Aliás, Fernando de Abranches Correia da Silva releva esta relação entre a genealogia, a história das populações e a história local. Mais do que uma sucessão de nomes, semelhante à bem conhecida ladainha genealógica lida nas missas de Natal, acerca da linhagem de Jesus Cristo, a genealogia pode ajudar a compreender relações entre famílias, a mobilidade geográfica e social numa dada comunidade, assinala o dirigente da APG e antigo quadro da TAP, que está a fazer doutoramento em História Medieval, com uma tese em curso sobre o povoamento da serra do Açor, zona de onde vieram os seus antepassados.
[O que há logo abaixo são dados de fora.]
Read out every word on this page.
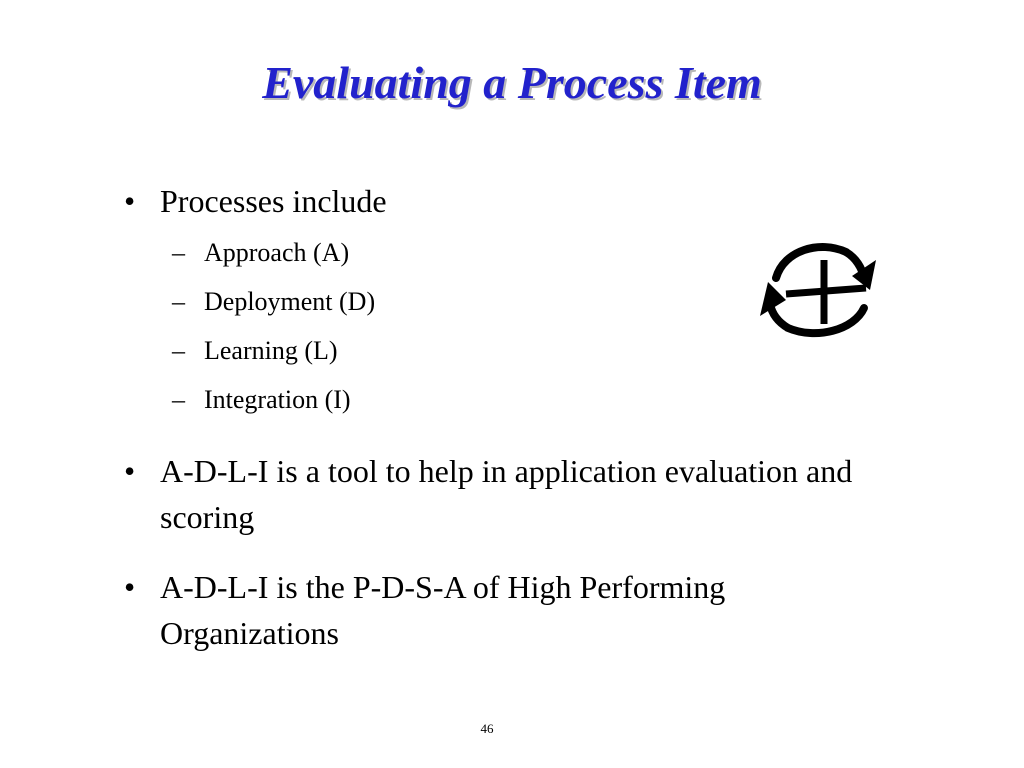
Evaluating a Process Item
• Processes include
– Approach (A)
– Deployment (D)
– Learning (L)
– Integration (I)
• A-D-L-I is a tool to help in application evaluation and scoring
• A-D-L-I is the P-D-S-A of High Performing Organizations
46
Nas suas deambulações por Vila do Conde, Mário Palmeira descobriu algo que pode bem ser a próxima revolução na pesquisa genealógica em Portugal. Hoje, qualquer um de nós pode fazer pesquisa online, mas terá de ler os assentos paroquiais, página a página, nos anos pretendidos, ou estimados, procurando o nome de um seu ascendente. Pois bem. Um colaborador do arquivo dos Descobrimentos, instalado na antiga Alfândega Régia, dedicou-se a transcrever para uma folha Excel os dados constantes de todos os baptismos, casamentos e óbitos de Vila do Conde, e já tem parte do mesmo trabalho feito para a Póvoa de Varzim. Ou seja, aqui presencialmente, porque o serviço não está disponível online, bastou ao bracarense escrever Carneiro Gaio para logo lhe aparecer informação sobre todos os registos existentes com esses nomes ao longo de quatro séculos.
Este serviço, semelhante ao que alguns portugueses estão a levar a cabo no site Genregis, chamou a atenção do director do Centro de História da Família de Braga da Igreja de Jesus Cristo dos Últimos Dias. Reconhecidos mundialmente como os maiores cultores da genealogia, por motivos religiosos, os mórmons, que já fazem o favor de nos guardar microfilmes dos arquivos portugueses no Utah, estão, em Portugal como noutros países, a empreender esse trabalho de indexação, numa base de dados, dos microfilmes entretanto digitalizados. A questão, explica Ricardo Lima, é que o projecto depende da boa vontade de pessoas que se oferecem para o levar a cabo e não tem um prazo definido.
Quem quiser pode participar, escolhendo a opção indexing no Family Search. Em Portugal, há voluntários nos distritos do Porto, Portalegre e Setúbal apostados em facilitar a vida a quem pretenda conhecer melhor os antepassados. Perante este interesse crescente, Ricardo Bessa Teixeira já pensa organizar acções de formação no Porto. E, depois do sucesso dos cursos que está a levar a cabo, o Arquivo da Póvoa de Varzim quer criar, com este formador, a noite da genealogia, momento mensal de tertúlia e apoio às investigações dos que se acometeram a esta tarefa de vasculhar o passado, em busca da sua história.